This award in the Chemical Synthesis (SYN) program within the CHE Division supports work by Professor John F. Berry at the University of Wisconsin ? Madison to carry out fundamental studies of the redox properties of sulfur and selenium bound to transition metals. These studies will test the hypothesis that a new oxidation state of sulfur, subsulfide, can be stabilized by coordination to transition metals. This investigation involves examination of the electronic structure of previously reported sulfur/transition metal compounds, as well as newly designed compounds, using a variety of physical methods. Electrochemical and chemical reactivity of coordinated sulfur species will be investigated so that the electronic and chemical properties of the subsulfide ion may be elucidated.

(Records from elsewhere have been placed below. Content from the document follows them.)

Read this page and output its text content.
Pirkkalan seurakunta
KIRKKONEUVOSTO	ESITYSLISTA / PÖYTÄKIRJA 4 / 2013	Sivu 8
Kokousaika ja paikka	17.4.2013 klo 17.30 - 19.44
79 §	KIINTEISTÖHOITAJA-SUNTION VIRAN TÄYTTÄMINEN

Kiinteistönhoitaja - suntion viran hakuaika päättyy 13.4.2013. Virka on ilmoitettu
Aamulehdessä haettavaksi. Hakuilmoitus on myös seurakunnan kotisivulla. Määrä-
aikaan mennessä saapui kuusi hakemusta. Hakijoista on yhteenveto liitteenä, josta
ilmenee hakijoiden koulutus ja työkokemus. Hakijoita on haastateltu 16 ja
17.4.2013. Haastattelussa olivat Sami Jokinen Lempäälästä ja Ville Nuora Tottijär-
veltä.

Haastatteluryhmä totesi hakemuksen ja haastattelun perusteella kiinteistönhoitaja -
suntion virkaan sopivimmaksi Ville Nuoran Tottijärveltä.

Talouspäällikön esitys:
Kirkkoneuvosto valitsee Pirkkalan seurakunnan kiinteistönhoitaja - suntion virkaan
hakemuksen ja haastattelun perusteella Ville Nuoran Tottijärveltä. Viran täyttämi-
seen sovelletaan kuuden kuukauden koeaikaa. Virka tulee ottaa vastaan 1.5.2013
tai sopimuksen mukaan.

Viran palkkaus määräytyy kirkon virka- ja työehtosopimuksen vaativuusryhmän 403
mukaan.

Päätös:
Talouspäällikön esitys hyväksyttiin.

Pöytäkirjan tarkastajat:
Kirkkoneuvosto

The oxidation and reduction chemistry of sulfur and the nature of sulfur-sulfur bonding are critical to many important biological problems and new technologies. The development of subsulfide chemistry can have a long-term impact on the understanding of disulfide bond formation in proteins, and can potentially lead to new technologies such as new catalytic processes and dyes for photovoltaic devices.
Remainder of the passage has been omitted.